I stayed off Twitter. I turned the volume up and sat upright in a ready-to-jump-off-the-couch-and-celebrate-a-selection-of-a-college-kid-that-may-or-may-not-actually-turn-into-a-productive-NFL-player position. I wanted to experience the irrational emotion of the moment the Lions took a cornerback who actually had the talent to play in the NFL. Barry Sanders stepped up to the microphone. He spoke slowly. It was calming.
“Ryan Broyles. Wide Receiver. University of Oklahoma.”*
A full investigation is forthcoming.
“The philosophy is: talent rules the board,” Lions coach Jim Schwartz told reporters afterwards.
I would never question an NFL coach or GM on how to run his team. I wouldn’t ask him when he’s planning on addressing the number one thing that got his team eliminated from the playoffs last season. Nosiree.
I wouldn’t ask whether he saw what happened the last time the Lions tried to build off their depth at wide receiver and picked flashy players with a lot of questions marks. Nope.
I definitely wouldn’t question how much better Broyles was than the three corners taken in the ensuing 12 picks. Never.
Instead, I’ll commend the front office for at least trying to stem my conspiracy investigation by selecting three defensive backs in Detroit’s final six picks. They addressed the problem in the most half-hearted way possible. That’s all you can ask.
There’s only one question I will ask. Can any of them actually do something productive next season? The short answer is not really. The long answer? Well, keep reading.
Dwight “Bill” Bentley, UL-Lafayette, 3rd-Round, No. 85 overall: Apparently Bill is his nickname and what he goes by. We start with one of the worst nicknames of all time and make it worse by reading his scouting report. Strengths: he can cover people in zone coverage. That’s about it.
The weaknesses come from all angles. Playing in the Sunbelt, Bentley struggled with man-coverage. That’s not a good omen. Then there’s this gem: “He is basically non-existent in run support.” Wonderful.
Wait! There’s more! For an extra $9.99 you get a guy who, “struggles to play physically and this could hurt his NFL development given that he will undoubtedly have to play special teams to stick early on.”
To recap: a small, non-physical corner, who can’t tackle, but can cover people as long as it’s not man-to-man. Yay?
Chances of him making an impact: Moderate. The one thing he can do is cover a zone, so people he’ll probably get in the Nickel and Dime situations, but there’s not much upside after that.
Chris Greenwood, Albion, 5th-round, No. 148 overall: If we listen to the hype machine and fast-forward a couple of years, Greenwood is a pro-bowler, but right now he’s a “developmental” player at a position that needs a “ready-to-play-now” player.
Drafted solely for his physical skills, he apparently dominated Michigan’s pro day and Schwartz has already (indirectly) compared him to Brandon Carr, who just signed a $50 million contract with the Cowboys.
But, like any of the great players of our time, there’s some mysteriousness to Greenwood.
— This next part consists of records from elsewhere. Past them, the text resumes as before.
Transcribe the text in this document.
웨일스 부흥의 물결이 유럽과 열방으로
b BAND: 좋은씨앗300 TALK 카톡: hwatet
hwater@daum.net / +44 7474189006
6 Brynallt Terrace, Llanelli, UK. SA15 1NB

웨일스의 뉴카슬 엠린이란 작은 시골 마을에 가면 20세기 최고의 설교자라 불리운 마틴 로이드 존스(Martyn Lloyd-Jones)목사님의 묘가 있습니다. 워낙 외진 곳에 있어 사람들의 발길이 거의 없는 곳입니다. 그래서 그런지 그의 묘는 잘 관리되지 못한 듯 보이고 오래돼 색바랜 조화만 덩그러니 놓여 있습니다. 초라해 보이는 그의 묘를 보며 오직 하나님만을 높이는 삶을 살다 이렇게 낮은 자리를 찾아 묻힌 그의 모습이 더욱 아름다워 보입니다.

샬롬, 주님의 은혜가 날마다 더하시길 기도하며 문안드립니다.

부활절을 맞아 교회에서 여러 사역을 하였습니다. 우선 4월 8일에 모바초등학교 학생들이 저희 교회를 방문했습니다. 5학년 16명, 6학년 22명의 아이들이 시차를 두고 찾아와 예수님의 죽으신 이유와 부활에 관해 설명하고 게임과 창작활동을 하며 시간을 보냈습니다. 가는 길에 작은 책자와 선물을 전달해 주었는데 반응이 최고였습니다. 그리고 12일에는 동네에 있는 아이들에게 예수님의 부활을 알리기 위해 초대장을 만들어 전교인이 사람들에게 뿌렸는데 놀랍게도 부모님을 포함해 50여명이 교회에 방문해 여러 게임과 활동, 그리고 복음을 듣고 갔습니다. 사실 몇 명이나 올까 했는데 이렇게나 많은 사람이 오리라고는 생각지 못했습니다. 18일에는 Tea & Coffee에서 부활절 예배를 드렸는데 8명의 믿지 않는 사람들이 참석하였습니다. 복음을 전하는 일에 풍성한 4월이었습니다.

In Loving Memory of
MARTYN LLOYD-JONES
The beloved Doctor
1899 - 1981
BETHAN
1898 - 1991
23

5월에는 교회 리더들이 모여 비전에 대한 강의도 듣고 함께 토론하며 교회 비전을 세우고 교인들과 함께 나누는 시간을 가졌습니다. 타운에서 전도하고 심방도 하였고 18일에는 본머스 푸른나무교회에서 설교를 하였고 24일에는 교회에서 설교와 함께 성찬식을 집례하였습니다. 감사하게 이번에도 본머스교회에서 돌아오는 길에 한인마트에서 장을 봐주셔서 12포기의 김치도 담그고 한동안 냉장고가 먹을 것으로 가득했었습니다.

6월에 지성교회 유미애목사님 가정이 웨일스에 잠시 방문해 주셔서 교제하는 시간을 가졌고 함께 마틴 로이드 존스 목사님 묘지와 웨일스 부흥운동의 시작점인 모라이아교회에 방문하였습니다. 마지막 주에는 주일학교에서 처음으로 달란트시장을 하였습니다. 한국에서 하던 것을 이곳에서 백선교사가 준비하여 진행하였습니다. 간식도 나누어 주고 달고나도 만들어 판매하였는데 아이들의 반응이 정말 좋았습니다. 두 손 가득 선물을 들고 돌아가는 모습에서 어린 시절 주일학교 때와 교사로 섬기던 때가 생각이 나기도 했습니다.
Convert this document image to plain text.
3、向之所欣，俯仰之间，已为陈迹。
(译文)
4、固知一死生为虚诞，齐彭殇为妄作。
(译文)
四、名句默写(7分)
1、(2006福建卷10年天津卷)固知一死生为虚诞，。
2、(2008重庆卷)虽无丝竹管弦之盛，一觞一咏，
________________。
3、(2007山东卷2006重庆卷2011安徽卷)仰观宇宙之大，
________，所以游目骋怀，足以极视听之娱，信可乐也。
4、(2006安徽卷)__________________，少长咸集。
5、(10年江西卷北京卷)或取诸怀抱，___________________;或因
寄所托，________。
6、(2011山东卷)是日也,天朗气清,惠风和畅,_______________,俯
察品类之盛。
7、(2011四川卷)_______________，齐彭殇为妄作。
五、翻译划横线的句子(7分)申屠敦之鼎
According to reports after he was drafted, he ran a 4.34 40-yard dash at the pro day. That would have been one one-hundreth of a second slower than the fastest 40 at the combine.** HOWEVA, Before being drafted he reportedly ran a 4.42. Call me a skeptic, but something doesn’t seem right.
Chances of him making an impact: This season? Little to none. He’ll probably play on special teams and do something exciting in the preseason before the reality of moving from Division III football to the NFL sets in. Then the march to Canton will begin.
Jonte Green, New Mexico State, 6th-round, 196 overall: If you could combine Bentley, Greenwood and Green together, you have the greatest corner ever. Green is bigger at almost 6-feet tall and 191 pounds. Apparently he can tackle pretty well and, unlike Bentley, can play man coverage.
The problem is he doesn’t play man-to-man it particularly well, and that’s all he can do. “I’ve got to learn to play different coverages like zone, Cover 3 and Cover 2,” Green told MLive.com. “It’s not always going to be man in the NFL.”
You’ve got a corner who doesn’t know how to play Cover 2. Jonte, welcome to special teams.
Chances of him making an impact: None. None at all.
Who’s ready for Alphonso Smith to start at corner during the 2012 season? I know I am! I don’t think I can wait until September to watch the blown coverages.
*(It actually sounds like Barry said “Bryan Broyles,” but I’ll give him the benefit of the doubt.)
**(Ran by Josh Robinson, a cornerback out of Central Florida. After the Lions selected Broyles over him, Minnesota snatched him up at the beginning of the third round.)